Against the left-hand wall of the opulent foyer, a pair of curlicue staircases in black iron wound upward; Jean followed the man around and up one set of narrow steps, self-consciously trying to keep his sweating and gasping under control. The tower doors were pulled shut beneath them with an echoing slam.
They wound their way up past three floors of glittering glass and ancient stone, decorated with thick red carpets and innumerable stained tapestries that Jean recognized as battle flags. Don Maranzalla had served as the duke’s personal swordmaster and the commander of his blackjackets for a quarter of a century. These bloody scraps of cloth were all that remained of countless companies of men fate had thrown against Nicovante and Maranzalla in fights that were now legend: the Iron Sea Wars, the Mad Count’s Rebellion, the Thousand-Day War against Tal Verrar.
At last, the winding stair brought them up into a small dim room, barely larger than a closet, lit by the gentle red glow of a paper lantern. The man placed one hand on a brass knob and turned to look down at Jean.
“This is the Garden Without Fragrance,” he said. “Step with care, and touch nothing as you love life.” Then he pushed the door to the roof open, letting in a sight so bright and astounding that Jean rocked backward on his heels.
The House of Glass Roses was more than twice as wide as it was tall, so the roof must have been at least one hundred feet in diameter, walled in on all sides. For a frightful moment, Jean thought he stood before a blazing, hundred-hued alchemical fire. All the stories and rumors had done nothing to prepare him for the sight of this place beneath the full light of a white summer sun; it seemed as though liquid diamond pulsed through a million delicate veins and scintillated on a million facets and edges. Here was an entire rose garden, wall after wall of perfect petals and stems and thorns, silent and scentless and alive with reflected fire-for it was all carved from Elderglass, a hundred thousand blossoms perfect down to the tiniest thorn. Dazzled, Jean stumbled forward and stretched out a hand to steady himself. When he forced his eyes closed the darkness was alive with afterimages like flashes of heat lightning.
Don Maranzalla’s man caught him by the shoulders, gently but firmly.
“It can be overwhelming at first. Your eyes will adjust in a few moments, but mark my words well, and by the gods, touch nothing.”

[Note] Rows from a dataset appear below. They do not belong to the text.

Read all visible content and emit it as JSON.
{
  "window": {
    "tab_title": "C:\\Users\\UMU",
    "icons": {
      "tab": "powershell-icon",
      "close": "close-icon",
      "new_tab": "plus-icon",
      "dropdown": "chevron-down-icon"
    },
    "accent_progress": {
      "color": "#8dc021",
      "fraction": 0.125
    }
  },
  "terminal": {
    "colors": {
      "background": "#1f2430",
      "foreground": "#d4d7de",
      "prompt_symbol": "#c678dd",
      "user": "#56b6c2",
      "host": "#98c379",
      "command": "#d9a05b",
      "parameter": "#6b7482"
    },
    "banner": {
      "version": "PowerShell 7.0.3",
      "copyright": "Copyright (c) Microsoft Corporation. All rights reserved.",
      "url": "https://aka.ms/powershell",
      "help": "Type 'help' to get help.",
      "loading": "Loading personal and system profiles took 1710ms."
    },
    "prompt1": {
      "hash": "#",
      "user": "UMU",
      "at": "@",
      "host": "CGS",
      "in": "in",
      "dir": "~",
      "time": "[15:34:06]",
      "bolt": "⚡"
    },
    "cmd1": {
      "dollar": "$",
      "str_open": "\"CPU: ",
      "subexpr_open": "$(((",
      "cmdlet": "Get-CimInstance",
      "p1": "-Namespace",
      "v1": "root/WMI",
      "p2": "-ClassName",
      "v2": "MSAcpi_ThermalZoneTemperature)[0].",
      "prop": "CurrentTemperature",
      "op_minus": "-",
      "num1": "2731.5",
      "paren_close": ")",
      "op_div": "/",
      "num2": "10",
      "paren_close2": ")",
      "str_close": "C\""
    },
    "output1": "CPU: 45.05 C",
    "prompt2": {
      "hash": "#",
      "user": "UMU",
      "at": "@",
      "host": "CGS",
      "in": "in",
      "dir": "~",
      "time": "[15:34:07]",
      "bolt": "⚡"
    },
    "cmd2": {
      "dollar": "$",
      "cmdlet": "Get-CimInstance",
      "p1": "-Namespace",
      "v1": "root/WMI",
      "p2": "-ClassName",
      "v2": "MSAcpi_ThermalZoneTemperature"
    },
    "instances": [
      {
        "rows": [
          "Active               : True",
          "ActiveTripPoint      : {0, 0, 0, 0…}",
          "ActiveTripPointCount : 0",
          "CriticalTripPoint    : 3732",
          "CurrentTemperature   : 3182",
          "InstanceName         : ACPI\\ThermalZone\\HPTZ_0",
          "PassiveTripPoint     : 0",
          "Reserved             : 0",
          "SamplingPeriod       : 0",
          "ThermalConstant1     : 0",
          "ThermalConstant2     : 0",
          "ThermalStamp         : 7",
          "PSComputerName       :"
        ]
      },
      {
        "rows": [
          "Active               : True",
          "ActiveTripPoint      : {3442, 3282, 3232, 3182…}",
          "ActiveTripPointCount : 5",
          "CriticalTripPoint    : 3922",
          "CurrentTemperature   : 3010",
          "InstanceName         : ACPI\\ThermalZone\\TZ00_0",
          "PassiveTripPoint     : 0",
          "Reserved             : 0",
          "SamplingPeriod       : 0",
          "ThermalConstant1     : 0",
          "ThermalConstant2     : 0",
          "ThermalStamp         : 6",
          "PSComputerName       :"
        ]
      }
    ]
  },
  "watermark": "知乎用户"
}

As Jean’s eyes recovered from the initial shock of the garden, he began to see past the dazzling glare. Each wall of roses was actually transparent; the nearest was just two paces away. And it was flawless-as flawless as the rumors claimed-as though the Eldren had frozen every blossom and every bush in an instant of summer’s fullest perfection. Yet there were patches of genuine color here and there in the hearts of the sculptures, swirled masses of reddish brown translucence, like clouds of rust-colored smoke frozen in ice.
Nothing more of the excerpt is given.